Decaux Frères Investissements et Pascal Oddo représentent à deux plus de la moitié des 28 millions d’euros réunis. Ce qui explique l’entrée de Gérard Degonse, administrateur de Decaux Frères Investissements et président du conseil de surveillance de JCDecaux, et de Pascal Oddo, au conseil de surveillance de Lendix. Ces nouveaux investisseurs rejoignent au capital Partech Ventures, Weber Investissements, Marc Menasé et les dirigeants. Ces derniers contrôlent désormais 65% du capital.
«Nous faisons venir des investisseurs diversifiés, ce qui montre que l’intérêt pour la classe d’actifs vient à la fois du corporate, de la banque, de l’asset management et des family offices», souligne Olivier Goy. Lendix devrait prochainement annoncer des engagements sur la plate-forme de la part de grands assureurs de la place.
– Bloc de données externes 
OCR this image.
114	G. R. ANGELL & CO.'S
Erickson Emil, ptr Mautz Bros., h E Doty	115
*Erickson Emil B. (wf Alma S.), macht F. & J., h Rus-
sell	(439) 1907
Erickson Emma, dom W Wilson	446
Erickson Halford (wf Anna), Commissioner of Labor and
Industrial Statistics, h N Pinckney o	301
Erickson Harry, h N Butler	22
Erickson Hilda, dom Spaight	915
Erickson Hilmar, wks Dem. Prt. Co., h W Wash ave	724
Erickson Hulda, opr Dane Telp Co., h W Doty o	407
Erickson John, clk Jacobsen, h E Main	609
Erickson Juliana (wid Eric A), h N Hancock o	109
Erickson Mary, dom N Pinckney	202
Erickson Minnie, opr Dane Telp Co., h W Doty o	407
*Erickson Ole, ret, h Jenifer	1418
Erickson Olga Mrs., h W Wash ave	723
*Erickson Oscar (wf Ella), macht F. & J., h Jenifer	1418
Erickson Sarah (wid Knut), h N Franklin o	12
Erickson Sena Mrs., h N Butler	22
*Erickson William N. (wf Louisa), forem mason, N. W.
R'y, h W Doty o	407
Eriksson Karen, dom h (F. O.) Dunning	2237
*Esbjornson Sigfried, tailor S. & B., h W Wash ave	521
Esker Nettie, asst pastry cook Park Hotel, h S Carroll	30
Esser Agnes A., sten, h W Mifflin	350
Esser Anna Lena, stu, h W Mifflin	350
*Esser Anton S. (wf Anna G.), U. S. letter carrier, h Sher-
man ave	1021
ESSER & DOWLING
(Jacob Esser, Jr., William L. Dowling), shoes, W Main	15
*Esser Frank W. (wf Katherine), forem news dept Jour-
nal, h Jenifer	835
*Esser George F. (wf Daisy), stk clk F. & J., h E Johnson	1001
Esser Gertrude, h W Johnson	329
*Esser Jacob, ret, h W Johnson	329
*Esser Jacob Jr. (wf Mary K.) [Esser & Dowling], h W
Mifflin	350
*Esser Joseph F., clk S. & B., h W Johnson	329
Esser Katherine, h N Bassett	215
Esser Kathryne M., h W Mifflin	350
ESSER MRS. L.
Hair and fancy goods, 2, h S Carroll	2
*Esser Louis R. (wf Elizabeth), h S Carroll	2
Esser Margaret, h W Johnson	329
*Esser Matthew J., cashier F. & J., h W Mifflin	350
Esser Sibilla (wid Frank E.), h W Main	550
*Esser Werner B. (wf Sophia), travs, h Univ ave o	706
Pour offrir une porte d’entrée aux investisseurs personnes morales, la société a lancé un fonds commun de titrisation. La plate-forme a ouvert cette semaine un premier financement de 300.000 euros pour des sociétés du groupe Alain Ducasse Entreprise.
La société proposera dès la semaine prochaine d’investir dans un loueur d'échafaudages dans la région normande ainsi que dans trois boulangeries en région parisienne. Lendix entend ainsi assurer un rythme de 4 à 5 dossiers par semaine. «Ce qui va faire la différence entre les acteurs, c’est la qualité de l’exécution», estime Olivier Goy. Plusieurs concurrents de Lendix ont également amassé des munitions ces derniers mois : 3 millions d’euros pour credit.fr en janvier (auprès de Truffle Capital) et 8 millions pour Unilend mi-mars (auprès de Ventech, 360 Capital Partners et Bpifrance). Par contraste, d’autres acteurs nettement sous-capitalisés pourraient se retrouver en situation de fragilité.